この革命運動という性格が、シュルレアリスムの創始者であるポール・エリュアールやルイ・アラゴンが、後に現実政治的なコミュニズム運動に参加した理由である。また運動の実質的主導者であるアンドレ・ブルトンが、数次の「シュルレアリスム宣言」でその内容を微妙に変えていった理由になっている。永久革命運動であるシュルレアリスムの方法論は、現実社会に合わせて変容してゆくものとして捉えられていたのである。ブルトンはレーニンと並ぶロシア革命の主導者であり、スターリンに暗殺されたトロッキーに接近している。
多くの人はシュルレアリスムを、新たな表現を生み出すための純粋芸術的な魔法の手法と捉えがちである。しかし本来の目的は芸術中心の社会運動だった。だがそのような側面は戦前にはあまり重視されなかった。西脇や瀧口は純粋芸術派であり、シュルレアリスムの政治性に無関心だった。確かにコミュニストの中にもシュルレアリストはいたが、彼らは西脇らとは逆にシュルレアリスムの芸術性に鈍感だった。瀧口は危険思想の持ち主として特高に検挙されたが、取調室で刑事と噛み合わない珍問答を繰り広げたことはよく知られている。
飯島はシュルレアリスムが内包する政治性と芸術性を的確に捉えていた。シュルレアリスムは飯島の世代に至って初めて正確に紹介・移入されたのである。むしろ飯島はシュルレアリスムの歴史に忠実に、まずダダイストのように第二次世界大戦終戦を虚無と捉え、シュルレアリストのように虚無から希望を紡ぎ出そうとしたと言える。飯島のシュルレアリスムへの興味は一九五〇年代から今日までおおむね一貫している。理論と実践面を検証すれば、日本で最も正統なシュルレアリストは飯島だと言って良い。
星を砕け
砕けるものの音を久しく聞かない
腐って行くもののかすかな落差感覚だけだ
わたしがわるい時代というのは
そのためだ
星を砕け
髪を砕け
管を砕け
数式を砕け
その音を集積して
一枚の紙の上に配列せよ
(『夜明け一時間前の五つの詩他』表題作「3星の命名法」Ⅲ 昭和四十二年[一九六七年])
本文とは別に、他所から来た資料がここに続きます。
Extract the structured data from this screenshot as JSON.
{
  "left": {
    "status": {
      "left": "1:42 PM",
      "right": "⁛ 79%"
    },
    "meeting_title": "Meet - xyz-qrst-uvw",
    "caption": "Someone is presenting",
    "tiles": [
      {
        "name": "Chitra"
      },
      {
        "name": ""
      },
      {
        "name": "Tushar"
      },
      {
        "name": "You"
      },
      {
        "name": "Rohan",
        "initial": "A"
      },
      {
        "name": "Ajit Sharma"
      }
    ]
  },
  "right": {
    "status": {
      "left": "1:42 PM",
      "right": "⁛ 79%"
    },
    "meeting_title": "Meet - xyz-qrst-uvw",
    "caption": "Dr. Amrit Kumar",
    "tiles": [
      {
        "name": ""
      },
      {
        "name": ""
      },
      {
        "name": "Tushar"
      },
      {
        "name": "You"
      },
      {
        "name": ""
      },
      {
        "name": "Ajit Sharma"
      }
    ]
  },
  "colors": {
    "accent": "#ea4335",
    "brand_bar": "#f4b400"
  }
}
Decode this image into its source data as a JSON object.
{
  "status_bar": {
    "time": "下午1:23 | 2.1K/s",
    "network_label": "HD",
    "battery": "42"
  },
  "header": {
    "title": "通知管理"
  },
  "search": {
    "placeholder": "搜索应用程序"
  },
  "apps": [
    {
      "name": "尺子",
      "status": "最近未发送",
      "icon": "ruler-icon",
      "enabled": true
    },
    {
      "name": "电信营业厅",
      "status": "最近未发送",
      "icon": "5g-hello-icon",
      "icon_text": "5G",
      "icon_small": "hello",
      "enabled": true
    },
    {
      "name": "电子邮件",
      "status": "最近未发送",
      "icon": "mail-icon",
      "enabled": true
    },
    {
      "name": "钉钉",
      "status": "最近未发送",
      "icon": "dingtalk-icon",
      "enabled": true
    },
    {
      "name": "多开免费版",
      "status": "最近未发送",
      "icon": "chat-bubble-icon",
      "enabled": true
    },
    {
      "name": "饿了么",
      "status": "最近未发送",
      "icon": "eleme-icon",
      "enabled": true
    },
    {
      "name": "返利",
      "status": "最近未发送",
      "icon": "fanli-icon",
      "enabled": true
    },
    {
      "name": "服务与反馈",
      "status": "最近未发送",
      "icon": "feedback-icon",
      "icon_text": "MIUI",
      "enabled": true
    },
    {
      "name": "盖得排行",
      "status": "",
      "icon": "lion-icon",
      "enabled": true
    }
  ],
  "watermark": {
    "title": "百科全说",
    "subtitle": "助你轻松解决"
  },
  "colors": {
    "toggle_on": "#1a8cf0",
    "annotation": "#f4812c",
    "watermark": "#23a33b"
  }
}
『夜明け一時間前の五つの詩他』は、意識的にシュルレアリスムのエクリチュール・オートマチスムの手法を使って書かれた作品である。エクリチュール・オートマチスムは飯島の言葉で言えば「可能な限り意識や反省、熟慮、周辺の環境からの影響を排して、思考の純粋な書き取りをする」(『現代詩が若かった頃』平成六年[一九九四年])ための、シュルレアリスム独自の方法である。
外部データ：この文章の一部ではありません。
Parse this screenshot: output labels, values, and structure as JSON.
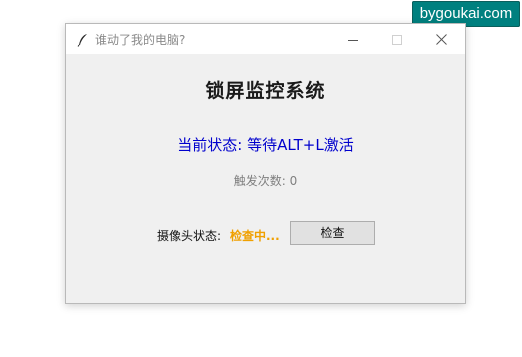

引用の詩篇を読めば明らかなように、飯島は苛立っている。高度経済成長の波に乗って、終戦時の白紙状態を忘れてゆく日本社会に苛立ちを感じているのである。平和と安定の時代には何かが大きく砕けることがない。なし崩し的に「腐って行く」だけだ。飯島は「砕け」と命じる。白紙状態に戻れと命じるのである。
飯島は「シュルレアリスムというのはまったく奇妙な思想だし思想運動だった。そして妙にぼくには魅力のある対現実態度(〝対現実態度〟に傍点)として映った。シュルレアリスムの「白紙状態(ターブルラース)への意志」はぼくの気に入った。一切をつねにやりなおしたいという考え方だ。ここには絶えざる失敗への救いが、実存主義とは別のありようである」(『シュルレアリスム詩論序説』昭和三十五年[一九六〇年])と書いている。常に白紙状態に立ち戻り、そこからより良き社会・思想・生を探究するのが社会批判に立脚した飯島のシュルレアリスムである。
ことばを 私有せよ
非打算的に ことば
をつかうことをせよ
巨大な 監視者 に
は 理解 しがた い
ことばを 私有 せよ
巨大な怪物の 時の
巨大な監視者の 寒い細胞
を破壊す る ことば
を めいめい 私有
せよ ついには
あの殺戮者 の
機能を 麻痺させ よ。
(「所有者と被所有者の時のエスキス」4 『私有制にかんするエスキス』昭和四十五年[一九七〇年])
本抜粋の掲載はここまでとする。